[Full title: On the Glory That Is Indefinitely Deferred: A Reading of Romans
8:18-25]
18 I consider that the
sufferings of this present time are not worth comparing with the glory about to
be revealed to us. 19 For the creation waits with eager longing for
the revealing of the children of God; 20 for the creation was
subjected to futility, not of its own will but by the will of the one who
subjected it, 21 in hope that the creation itself will be set free
from its bondage to decay and will obtain the freedom of the glory of the
children of God. 22 We know that the whole creation has been groaning
in labor pains until now; 23 and not only the creation, but we
ourselves, who have the first fruits of the Spirit, groan inwardly while we
wait for adoption, the redemption of our bodies. 24 For in hope we
were saved. Now hope that is seen is not hope. For who hopes for what is seen? 25
But if we hope for what we do not see, we wait for it with patience.
(NRSV)
I.
Introduction
Though James D. G. Dunn unequivocally refers to Rom 8:18ff
as the “climax” of the first eight chapters of Romans,[i]
the various attempts of scholars and biblical critics to arrive at an
interpretive consensus have been largely ill-fated and unsatisfying. Olle
Christofferson, in one of the few published monographs on this passage, lists
several significant reasons why this particular passage has remained
inscrutable: the unusual vocabulary, the stylistic incongruity and unclear
relationship to the argument of the rest of the letter, and the debated
religious background or source of the passage.[ii]
This essay does not attempt to solve definitively any of the problems of this
passage but rather will attempt to focus on dimensions of the text that I feel
other biblical scholars have missed of insufficiently examined.
Modern interpretations have tended toward recourse to the
theological rather than political dimensions of Paul’s thought.[iii]
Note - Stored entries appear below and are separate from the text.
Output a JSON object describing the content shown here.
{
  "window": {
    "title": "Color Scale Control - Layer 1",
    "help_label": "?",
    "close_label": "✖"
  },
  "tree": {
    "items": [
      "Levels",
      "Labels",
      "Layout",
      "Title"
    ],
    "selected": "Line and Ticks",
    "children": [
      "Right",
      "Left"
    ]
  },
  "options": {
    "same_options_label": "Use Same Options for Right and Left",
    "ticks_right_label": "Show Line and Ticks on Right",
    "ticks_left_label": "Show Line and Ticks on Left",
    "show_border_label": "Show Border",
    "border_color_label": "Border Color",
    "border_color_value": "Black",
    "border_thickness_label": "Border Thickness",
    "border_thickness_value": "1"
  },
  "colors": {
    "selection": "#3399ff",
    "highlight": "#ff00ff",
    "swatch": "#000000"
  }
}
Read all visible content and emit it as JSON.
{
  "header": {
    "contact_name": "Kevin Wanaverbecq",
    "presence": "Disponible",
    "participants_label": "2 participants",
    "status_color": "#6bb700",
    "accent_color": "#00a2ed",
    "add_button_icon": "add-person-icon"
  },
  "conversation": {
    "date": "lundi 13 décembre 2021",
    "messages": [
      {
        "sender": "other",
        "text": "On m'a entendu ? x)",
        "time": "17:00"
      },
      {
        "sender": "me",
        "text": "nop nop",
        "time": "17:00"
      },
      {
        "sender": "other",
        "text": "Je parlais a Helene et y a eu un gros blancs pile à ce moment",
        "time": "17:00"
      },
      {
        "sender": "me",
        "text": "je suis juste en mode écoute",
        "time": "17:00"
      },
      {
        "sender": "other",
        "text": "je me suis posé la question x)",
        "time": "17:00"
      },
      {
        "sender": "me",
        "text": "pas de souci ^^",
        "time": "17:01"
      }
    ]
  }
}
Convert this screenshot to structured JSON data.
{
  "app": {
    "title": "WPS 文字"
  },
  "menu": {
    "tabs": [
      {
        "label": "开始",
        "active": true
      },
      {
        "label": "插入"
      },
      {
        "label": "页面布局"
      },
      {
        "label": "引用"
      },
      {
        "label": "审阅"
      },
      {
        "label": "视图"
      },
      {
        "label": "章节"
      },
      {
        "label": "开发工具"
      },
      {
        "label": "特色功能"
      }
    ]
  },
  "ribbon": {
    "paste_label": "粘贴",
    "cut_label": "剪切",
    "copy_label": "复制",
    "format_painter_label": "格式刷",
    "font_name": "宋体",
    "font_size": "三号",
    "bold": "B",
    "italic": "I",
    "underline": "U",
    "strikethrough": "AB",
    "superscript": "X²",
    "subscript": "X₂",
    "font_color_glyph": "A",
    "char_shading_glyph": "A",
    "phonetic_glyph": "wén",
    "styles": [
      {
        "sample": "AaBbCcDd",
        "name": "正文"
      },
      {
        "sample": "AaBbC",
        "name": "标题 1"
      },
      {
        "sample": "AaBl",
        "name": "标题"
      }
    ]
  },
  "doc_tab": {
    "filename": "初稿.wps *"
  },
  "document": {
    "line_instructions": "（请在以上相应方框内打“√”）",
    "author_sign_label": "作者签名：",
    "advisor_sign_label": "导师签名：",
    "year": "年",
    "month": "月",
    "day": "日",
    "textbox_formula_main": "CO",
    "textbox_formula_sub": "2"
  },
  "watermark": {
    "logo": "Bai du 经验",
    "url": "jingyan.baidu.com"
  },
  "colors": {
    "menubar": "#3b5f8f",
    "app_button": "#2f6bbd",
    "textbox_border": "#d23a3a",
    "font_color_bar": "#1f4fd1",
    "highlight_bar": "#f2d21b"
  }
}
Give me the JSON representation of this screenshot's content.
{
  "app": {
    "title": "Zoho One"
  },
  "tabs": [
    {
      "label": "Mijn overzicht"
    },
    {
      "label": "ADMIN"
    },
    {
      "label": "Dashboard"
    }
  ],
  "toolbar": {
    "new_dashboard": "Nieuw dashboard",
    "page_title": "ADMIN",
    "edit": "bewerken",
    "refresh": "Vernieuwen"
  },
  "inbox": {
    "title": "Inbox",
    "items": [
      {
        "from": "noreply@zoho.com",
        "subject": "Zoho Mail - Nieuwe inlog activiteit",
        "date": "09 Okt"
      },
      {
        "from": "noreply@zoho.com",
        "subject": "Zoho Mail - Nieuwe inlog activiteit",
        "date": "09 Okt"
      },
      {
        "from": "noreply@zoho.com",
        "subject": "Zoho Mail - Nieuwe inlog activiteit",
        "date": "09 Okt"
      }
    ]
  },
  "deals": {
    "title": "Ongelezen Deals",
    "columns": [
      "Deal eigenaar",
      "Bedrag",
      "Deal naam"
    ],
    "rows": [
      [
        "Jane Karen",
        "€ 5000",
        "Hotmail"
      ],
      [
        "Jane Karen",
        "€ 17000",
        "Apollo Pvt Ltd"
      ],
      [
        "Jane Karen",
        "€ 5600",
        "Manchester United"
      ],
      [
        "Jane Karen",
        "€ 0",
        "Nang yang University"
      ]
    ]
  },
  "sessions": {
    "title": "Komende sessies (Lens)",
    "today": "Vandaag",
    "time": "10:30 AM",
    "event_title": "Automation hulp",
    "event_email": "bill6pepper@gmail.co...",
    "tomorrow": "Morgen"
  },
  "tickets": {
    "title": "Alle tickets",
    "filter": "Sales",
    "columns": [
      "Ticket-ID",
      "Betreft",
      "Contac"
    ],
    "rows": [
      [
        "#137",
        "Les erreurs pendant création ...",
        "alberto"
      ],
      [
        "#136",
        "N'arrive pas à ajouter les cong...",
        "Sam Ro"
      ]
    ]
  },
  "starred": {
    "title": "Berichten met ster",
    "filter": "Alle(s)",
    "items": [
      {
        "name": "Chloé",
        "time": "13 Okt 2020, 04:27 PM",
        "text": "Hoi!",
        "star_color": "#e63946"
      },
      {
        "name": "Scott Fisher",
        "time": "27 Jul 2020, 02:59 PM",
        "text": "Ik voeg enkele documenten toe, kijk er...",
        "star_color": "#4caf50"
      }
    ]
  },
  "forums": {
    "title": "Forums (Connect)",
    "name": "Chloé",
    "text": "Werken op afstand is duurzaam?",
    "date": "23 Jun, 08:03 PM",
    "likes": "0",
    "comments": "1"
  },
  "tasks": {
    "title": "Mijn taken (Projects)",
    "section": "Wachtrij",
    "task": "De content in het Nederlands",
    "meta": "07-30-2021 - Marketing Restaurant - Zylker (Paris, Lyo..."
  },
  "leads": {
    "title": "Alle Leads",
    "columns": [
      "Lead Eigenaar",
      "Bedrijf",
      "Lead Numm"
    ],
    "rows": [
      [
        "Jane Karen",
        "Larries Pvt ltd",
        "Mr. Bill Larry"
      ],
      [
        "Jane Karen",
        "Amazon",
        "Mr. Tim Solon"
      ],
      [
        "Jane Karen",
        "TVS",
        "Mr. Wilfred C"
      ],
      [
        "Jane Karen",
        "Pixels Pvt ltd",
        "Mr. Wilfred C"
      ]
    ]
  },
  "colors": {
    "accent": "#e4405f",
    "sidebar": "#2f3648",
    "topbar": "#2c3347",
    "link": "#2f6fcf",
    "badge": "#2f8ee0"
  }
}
My reading, however, more or less dispenses with a theological rendering of
Paul’s intention, though I recognize that Paul’s theology of the eschaton is
important, and focuses on the startling social, political, and ecological
implications of this passage in order to unlock some alternative meanings and
readings. My reading of this passage is based on three arguments. First, I
argue, against interpreters who see the passage as an unrelated digression,
that this passage is intimately connected to the rest of the epistle, and it is
integral to the understanding of the unfolding of Paul’s major argument
regarding the relationship between Jewish and non-Jewish Christians. Second, I
argue that Paul consciously or unconsciously evokes Jewish narratives and
motifs about creation and the natural world as a mode of counter-hegemonic
resistance to the Roman imperial order and as a covert, perhaps even
unintentional, challenge to sovereign power. Third, I argue that while on the
surface the passage appears to offer comfort and consolation, Paul also
exploits the destabilizing effects of his (realized) eschatology to
indefinitely defer the resolution of the tensions experienced by the churches
in Rome. The radical potential of this passage is built into its structure and
movement, which I will demonstrate over the course of my analysis and in a more
open concluding reflection that considers the meaning of the passage today in
the context of leftist politics. However, I will begin with a brief
investigation into the historical and literary contexts of Paul’s letter.
[i] James D. G. Dunn, “Spirit Speech: Reflections on
Romans 8:12-27,” in Romans and the People
of God: Essays in Honor of Gordon D. Fee on the Occasion of His 65th Birthday,
Sven K. Soderland and N. T. Wright (Grand Rapids, MI: Wm. B. Eerdmans, 1999),
90.
[ii] The Earnest
Expectation of the Creature: The Flood-Tradition as Matrix of Romans 8:18-27
(Stockholm: Almqvist and Wiksell, 1990), 14.
[iii] C. K. Barrett, for example, focuses on how the
passage offers consolation and encouragement. See A Commentary on the Epistle to the Romans (New York, Evanston, and
London: Harper and Row, 1957), 165. Ben Witherington III, in Paul’s Letter to the Romans: A
Socio-Rhetorical Commentary (Grand Rapids, MI: Wm. B. Eerdmans, 2004), 221,
similarly argues, “What needs to be appreciated about 8.18-39 is that it
reveals one of the most masterful dimensions of Paul’s theology.”